The Irish Government’s 2008 A Framework for Major Emergency Management has this definition for a major crisis:
“A Major Emergency is any event which, usually with little or no warning, causes or threatens death or injury, serious disruption of essential services or damage to property, the environment or infrastructure beyond the normal capabilities of the principal emergency services in the area in which the event occurs, and requires the activation of specific additional procedures and the mobilisation of additional resources to ensure an effective, co-ordinated response.”
An Garda Siochána, the Health Service Executive (HSE) and the various local authorities are the relevant bodies responsible for the handling of emergency situations. According to the Office of Emergency Planning any of the following scenarios could be considered a major emergency:
- Severe weather
- Chemical spills
- Transport accidents (air, sea, rail, road)
- Accidents at sea
- Major pollution incidents at sea
- Bomb explosions / suspicious packages
- Nuclear incident
- Influenza pandemic
- Animal disease outbreak
The two key aspects in dealing with any emergency are a coordinated response from the relevant services and rapid access to the area concerned.
However, rapid access depends on specific knowledge on where an incident is taking place and how to get there. At large facilities the main entrance may not be the best place to access a site. This can be either because of blockage caused by traffic or its remoteness from the epicentre of an incident. At a very large disaster many of the responders would, by necessity, come from farther afield and therefore would have little or no local knowledge to aid them with their navigation.
Compounding this issue is that Ireland is bereft of any kind of post code or zip code system apart from few numbered postal districts in Dublin and Cork. Other than using map coordinates there is no national, standardized method of identifying a given property or location.
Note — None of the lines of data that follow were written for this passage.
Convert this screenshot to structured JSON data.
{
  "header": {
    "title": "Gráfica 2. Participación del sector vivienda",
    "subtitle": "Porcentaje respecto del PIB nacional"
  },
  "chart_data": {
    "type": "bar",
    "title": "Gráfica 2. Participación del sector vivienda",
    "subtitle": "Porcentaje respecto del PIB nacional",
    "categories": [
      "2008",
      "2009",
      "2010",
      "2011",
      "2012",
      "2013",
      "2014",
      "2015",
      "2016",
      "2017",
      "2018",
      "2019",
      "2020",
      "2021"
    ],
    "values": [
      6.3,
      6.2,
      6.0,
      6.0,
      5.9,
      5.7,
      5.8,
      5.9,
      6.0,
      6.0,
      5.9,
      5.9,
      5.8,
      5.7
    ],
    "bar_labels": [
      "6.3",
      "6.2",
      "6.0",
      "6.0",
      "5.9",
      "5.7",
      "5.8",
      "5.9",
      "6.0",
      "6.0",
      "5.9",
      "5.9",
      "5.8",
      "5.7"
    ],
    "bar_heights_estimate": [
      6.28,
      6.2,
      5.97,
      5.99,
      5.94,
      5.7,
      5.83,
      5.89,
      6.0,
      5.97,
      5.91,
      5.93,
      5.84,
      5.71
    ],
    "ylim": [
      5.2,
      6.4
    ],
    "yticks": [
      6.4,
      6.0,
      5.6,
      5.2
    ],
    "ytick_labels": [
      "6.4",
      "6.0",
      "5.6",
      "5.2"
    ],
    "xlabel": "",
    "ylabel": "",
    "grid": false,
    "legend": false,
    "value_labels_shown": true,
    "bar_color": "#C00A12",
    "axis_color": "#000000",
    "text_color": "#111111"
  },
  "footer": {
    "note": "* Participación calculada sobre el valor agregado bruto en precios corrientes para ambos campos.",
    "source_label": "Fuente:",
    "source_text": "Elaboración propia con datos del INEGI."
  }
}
To address the issue of being able to send first response teams effectively and efficiently to specific geographical location the HSE has incorporated Loc8 Code data into the emergency response plans for Wexford, Waterford, Cork, Kerry and Limerick.
Loc8 Codes not only identify a given property like a regular post code but are accurate enough to identify given points of a property such as alternative entrances. They can also specifically identify geo-locations that would be used in emergency situations such as standby sites for relief vehicles and personnel.
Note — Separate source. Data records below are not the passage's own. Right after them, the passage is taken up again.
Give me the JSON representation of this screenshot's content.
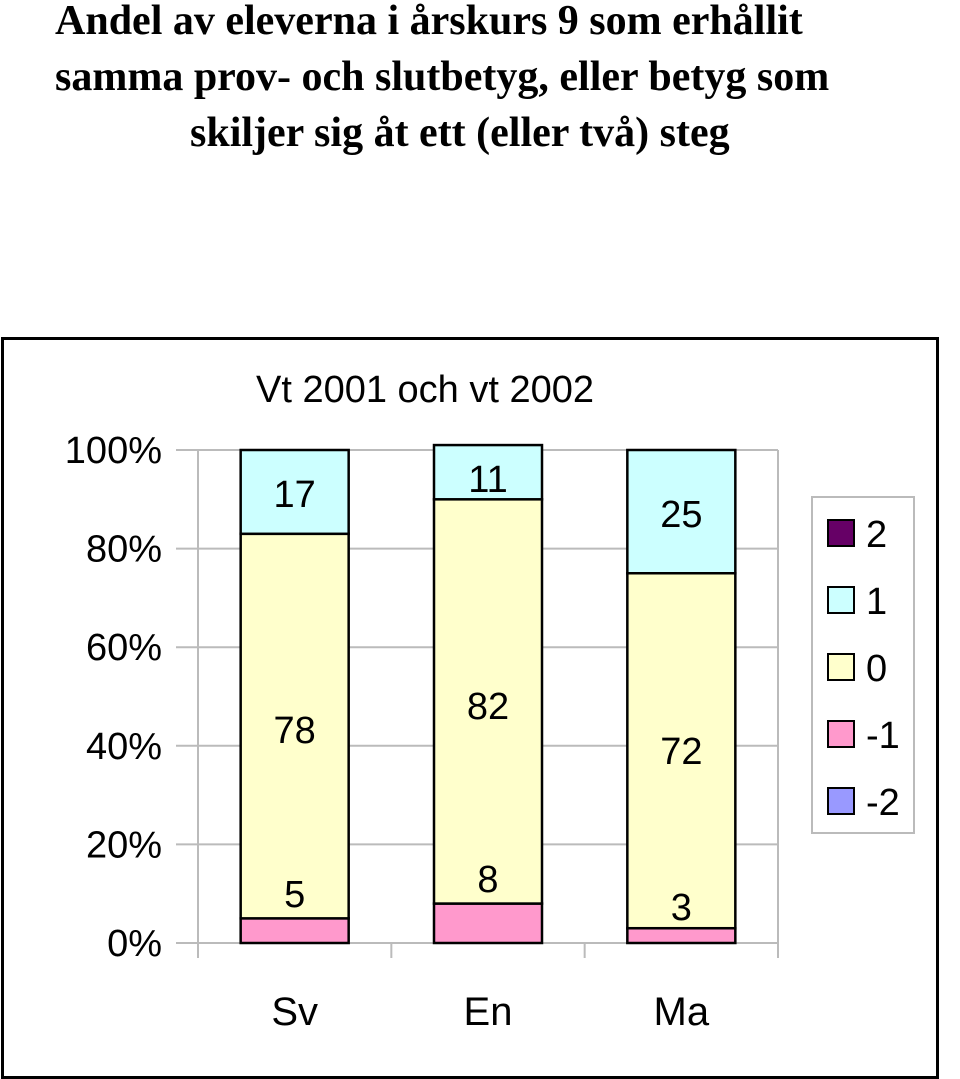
{
  "page": {
    "title_lines": [
      "Andel av eleverna i årskurs 9 som erhållit",
      "samma prov- och slutbetyg, eller betyg som",
      "skiljer sig åt ett (eller två) steg"
    ]
  },
  "colors": {
    "2": "#660066",
    "1": "#ccffff",
    "0": "#ffffcc",
    "-1": "#ff99cc",
    "-2": "#9999ff"
  },
  "chart_data": {
    "type": "bar",
    "stacked": true,
    "percent": true,
    "title": "Vt 2001 och vt 2002",
    "categories": [
      "Sv",
      "En",
      "Ma"
    ],
    "series": [
      {
        "name": "-2",
        "values": [
          0,
          0,
          0
        ]
      },
      {
        "name": "-1",
        "values": [
          5,
          8,
          3
        ]
      },
      {
        "name": "0",
        "values": [
          78,
          82,
          72
        ]
      },
      {
        "name": "1",
        "values": [
          17,
          11,
          25
        ]
      },
      {
        "name": "2",
        "values": [
          0,
          0,
          0
        ]
      }
    ],
    "legend_order": [
      "2",
      "1",
      "0",
      "-1",
      "-2"
    ],
    "yticks": [
      "0%",
      "20%",
      "40%",
      "60%",
      "80%",
      "100%"
    ],
    "ylim": [
      0,
      100
    ],
    "grid": true,
    "legend": "right"
  }
}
According to Gary Delaney, CEO of Loc8 Code, “When a plan is activated for a particular site. It is usually first responders, such as the fire service, Gardai and ambulances that go straight to the site. In going to a site they may be directed to a back entrance as the front entrance is blocked up so now all those entrances would have Loc8 Codes on them.
“To minimize disruption around the site of a disaster Gardai can be directed to a location with a specific Loc8 Code to manage traffic flows.
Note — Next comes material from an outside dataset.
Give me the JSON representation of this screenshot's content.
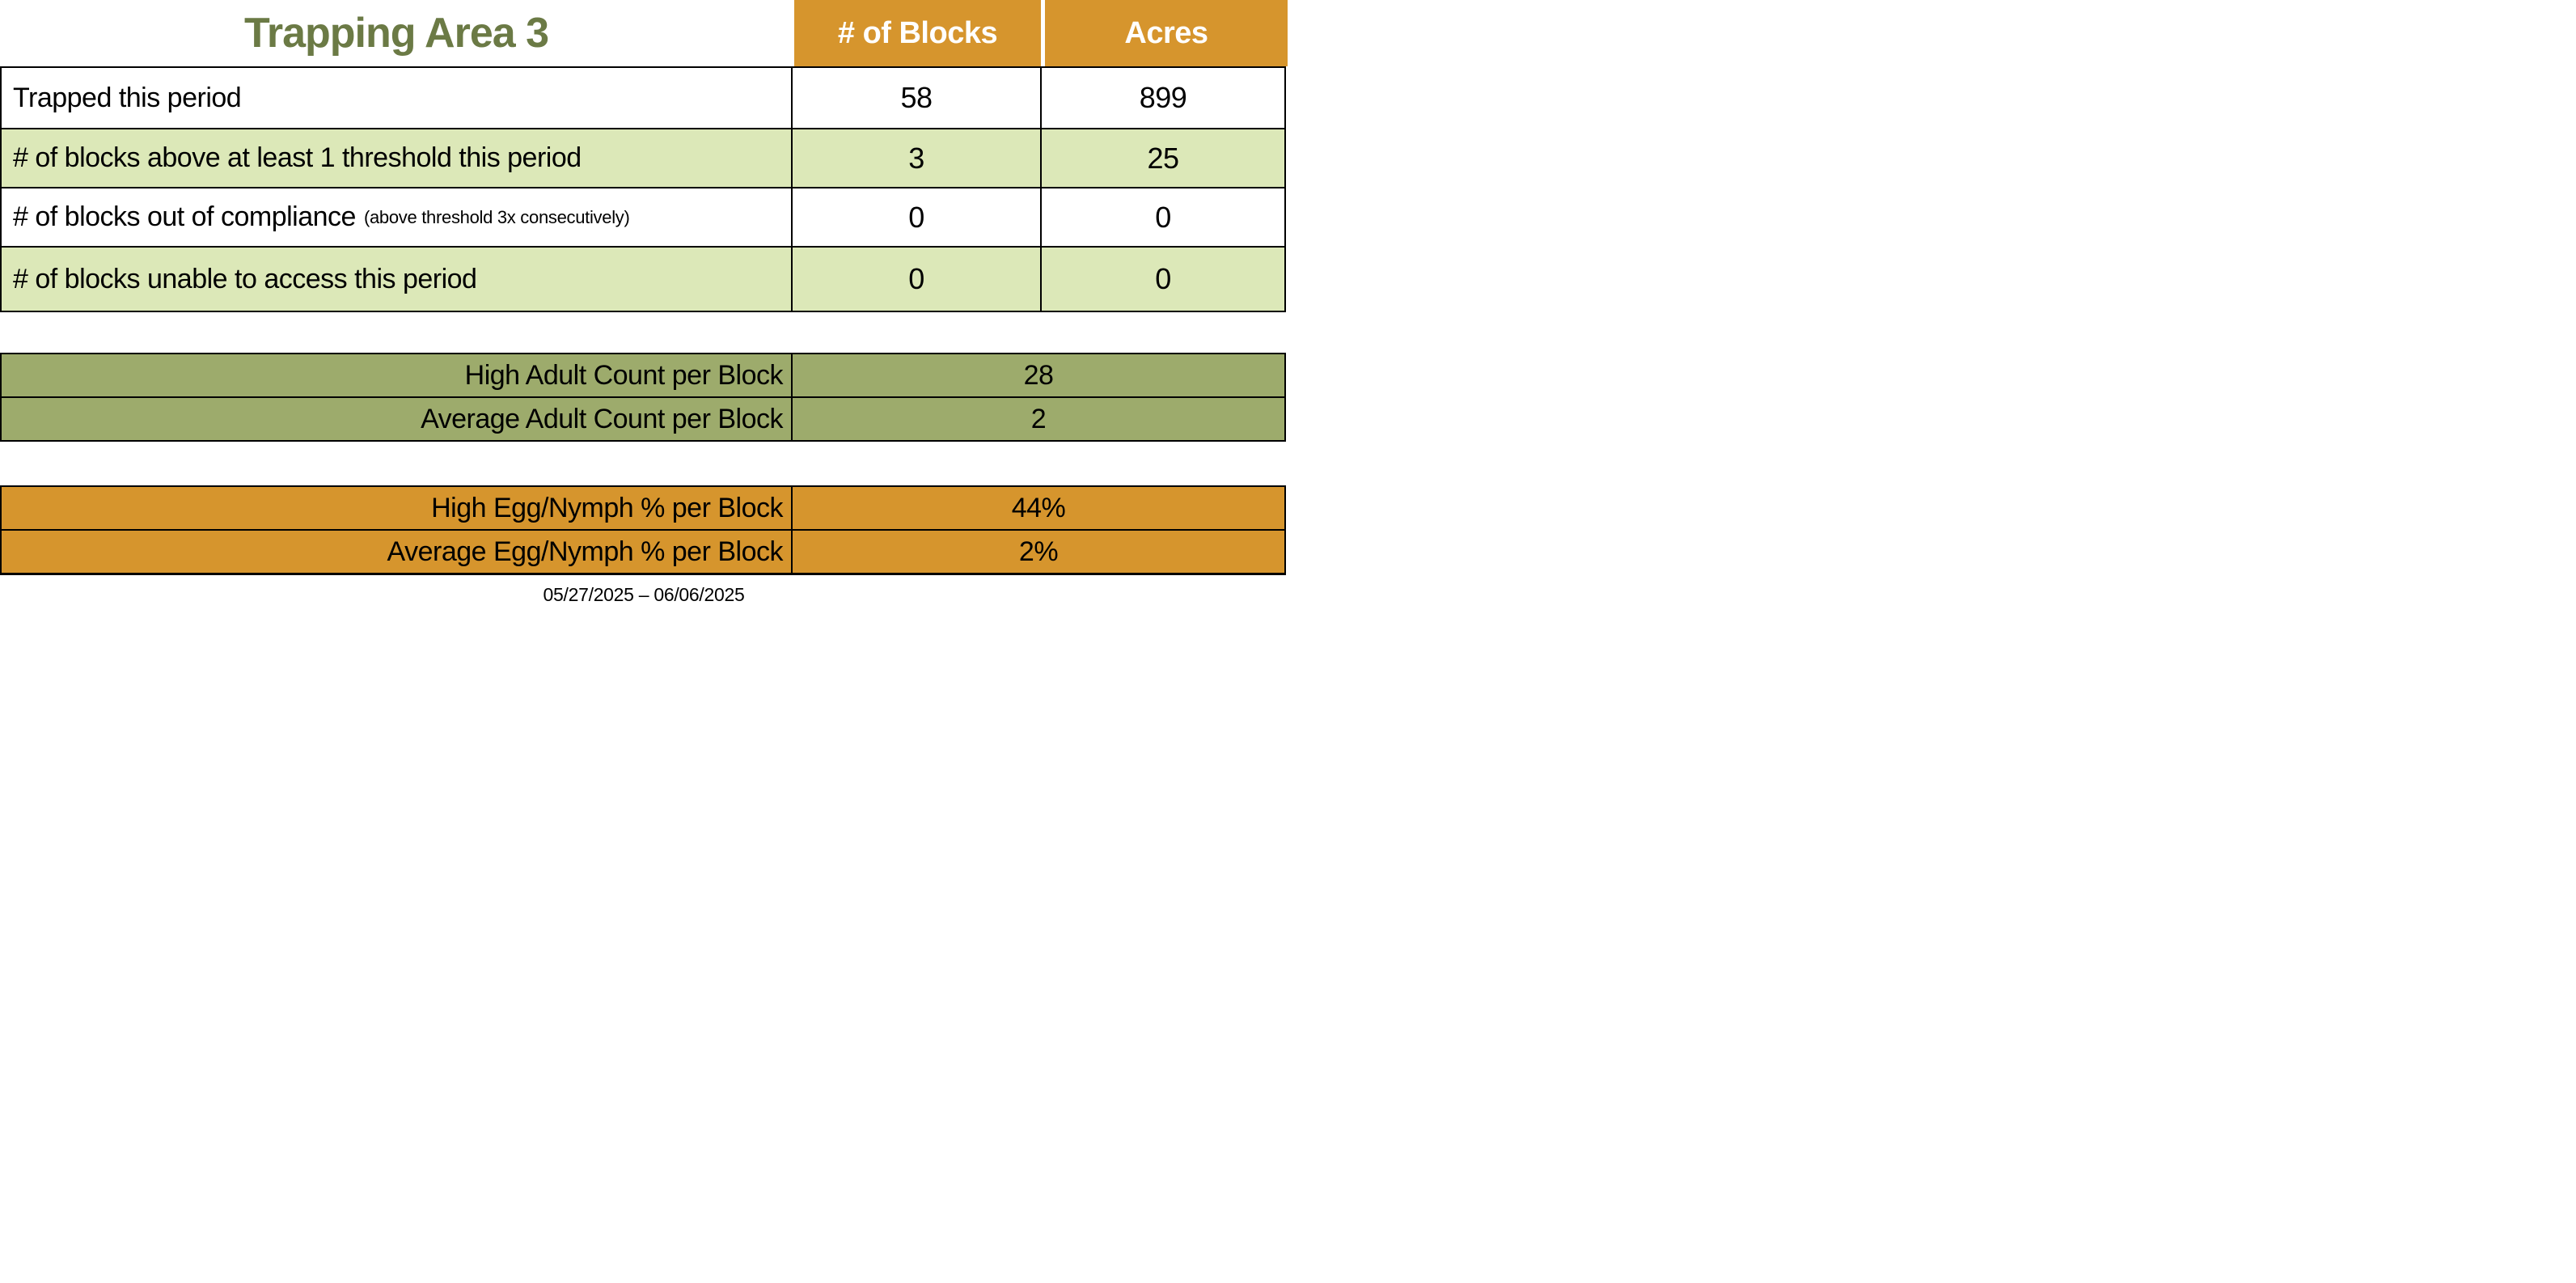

“The emergency services are fitted with satnavs and they just punch in the Loc8 Codes and go straight there. The crisis managers don’t have to give complicated instructions to the emergency services to make sure that they go to the correctly specified place.”
“Loc8 Code can do the same thing as post code but can do a lot extra. Ring buoys, standby emergency areas, back and side entrances to facilities are not property.
“Supported by the Irish Water Safety Council we are now starting to put Loc8 Codes on ring buoys for life-saving along waterways.”
For Gary, “It is very significant that the HSE is using Loc8 Codes. A government agency has accepted Loc8 Code as a robust service.”
“That was all done with the support of Enterprise Ireland and everything to do with Loc8 Code is our own IP.”
There is no cost for creating your own Loc8 Code for a given location but for larger organizations who need a different kind of support a licence fee is charged. Loc8 Code also makes money from a point of sale system that enables the accurate delivery of parcels and goods.
The opportunity presently exists for Loc8 Code to be taken up and used for the identification of locations in Ireland as the tendering process for a post code system has been in abeyance for over a year since the last election. To be able to direct emergency responders to a given site with the accuracy and lack of ambiguity that Loc8 offers would certainly be worth considering for nationwide application given the amount of lives that could be saved by such a system.